Tournament information
- Dates: 5–7 November 2010
- Venue: Cedar Court Hotel
- City: Bradford
- Country: England
- Organisation: WPBSA
- Format: Seniors event
- Total prize fund: £50,000
- Winner's share: £20,000

Final
- Champion: Jimmy White
- Runner-up: Steve Davis
- Score: 4–1

= 2010 World Seniors Championship =

The 2010 World Seniors Championship (known for sponsorship reasons as the Wyldecrest Park Homes World Seniors Championship) was a snooker tournament that took place between 5–7 November 2010 at the Cedar Court Hotel in Bradford, England.
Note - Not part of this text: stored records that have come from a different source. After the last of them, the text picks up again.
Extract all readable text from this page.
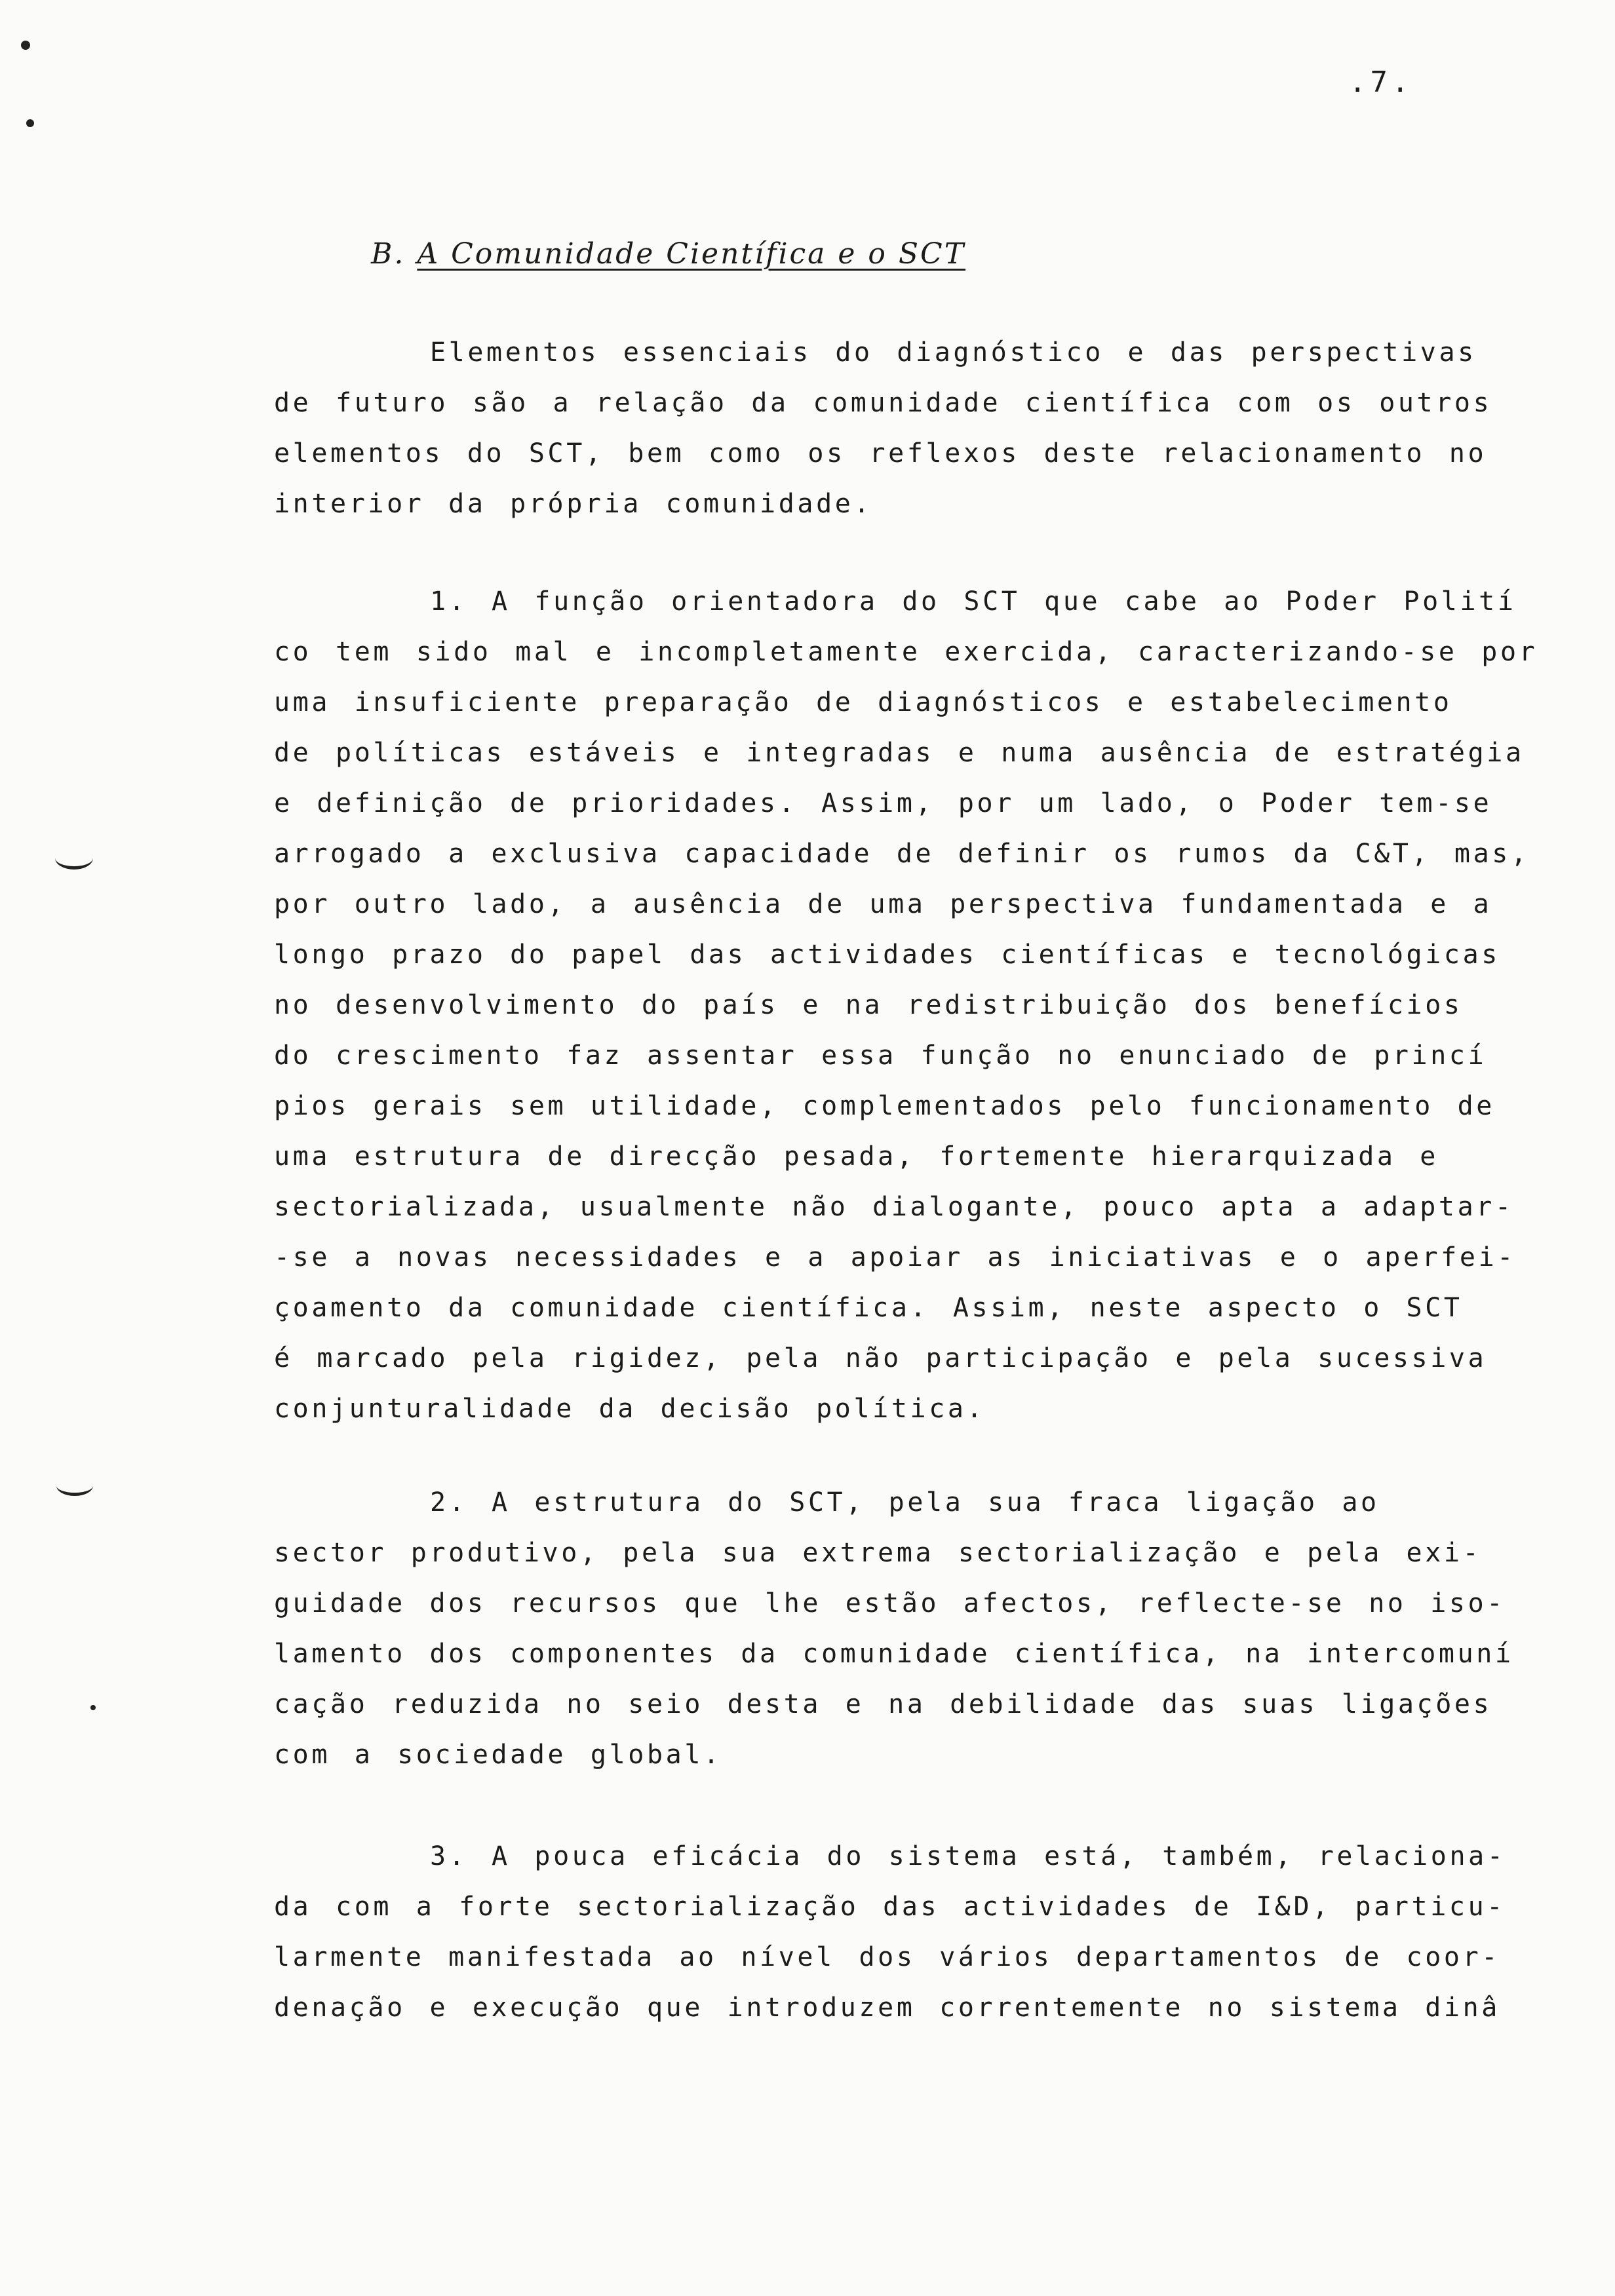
.7.
B. A Comunidade Científica e o SCT
Elementos essenciais do diagnóstico e das perspectivas
de futuro são a relação da comunidade científica com os outros
elementos do SCT, bem como os reflexos deste relacionamento no
interior da própria comunidade.
1. A função orientadora do SCT que cabe ao Poder Polití
co tem sido mal e incompletamente exercida, caracterizando-se por
uma insuficiente preparação de diagnósticos e estabelecimento
de políticas estáveis e integradas e numa ausência de estratégia
e definição de prioridades. Assim, por um lado, o Poder tem-se
arrogado a exclusiva capacidade de definir os rumos da C&T, mas,
por outro lado, a ausência de uma perspectiva fundamentada e a
longo prazo do papel das actividades científicas e tecnológicas
no desenvolvimento do país e na redistribuição dos benefícios
do crescimento faz assentar essa função no enunciado de princí
pios gerais sem utilidade, complementados pelo funcionamento de
uma estrutura de direcção pesada, fortemente hierarquizada e
sectorializada, usualmente não dialogante, pouco apta a adaptar-
-se a novas necessidades e a apoiar as iniciativas e o aperfei-
çoamento da comunidade científica. Assim, neste aspecto o SCT
é marcado pela rigidez, pela não participação e pela sucessiva
conjunturalidade da decisão política.
2. A estrutura do SCT, pela sua fraca ligação ao
sector produtivo, pela sua extrema sectorialização e pela exi-
guidade dos recursos que lhe estão afectos, reflecte-se no iso-
lamento dos componentes da comunidade científica, na intercomuní
cação reduzida no seio desta e na debilidade das suas ligações
com a sociedade global.
3. A pouca eficácia do sistema está, também, relaciona-
da com a forte sectorialização das actividades de I&D, particu-
larmente manifestada ao nível dos vários departamentos de coor-
denação e execução que introduzem correntemente no sistema dinâ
The event had last been held in 1991, when Cliff Wilson won in the final 5–4 against Eddie Charlton, to become the inaugural champion. Jimmy White won in the 2010 final 4–1 against Steve Davis and claimed his 30th career title.

==Prize fund==
The breakdown of prize money for this year is shown below:

Winner: £20,000

Runner-up: £10,000

Semi-finalist: £4,000

Quarter-finalist: £2,500

Pre-qualifier: £2,000

Total: £50,000

==Main draw==
The draw for the quarter-finals was made on the afternoon of 5 November 2010 at the venue of the event. The draw for semi-finals was made on a random basis.

All matches up to and including the quarter-finals were best of 3 frames, semi-finals were best of 5 frames and the final was the best of 7 frames. All times are GMT.

===Pre-qualifying===
- Friday, 5 November
  - ENG Peter Ebdon 0–2 ENG Nigel Bond

===Quarter-finals===

- Saturday, 6 November
  - IRL Ken Doherty 0–2 ENG Nigel Bond
  - ENG Steve Davis 2–0 ENG Joe Johnson

- Saturday, 6 November
  - NIR Dennis Taylor 0–2 ENG John Parrott
  - ENG Jimmy White 2–0 CAN Cliff Thorburn

===Semi-finals===

- Saturday, 6 November
  - ENG Steve Davis 3–1 ENG Nigel Bond

- Sunday, 7 November
  - ENG John Parrott 2–3 ENG Jimmy White

===Final===
- Sunday, 7 November
  - ENG Steve Davis 1–4 ENG Jimmy White

==Qualifying tournament==
These matches took place between 29 and 30 May 2010 at the Cue Garden, Bradford, England. There was only one century break in qualifying - a 144 made by Peter Lines.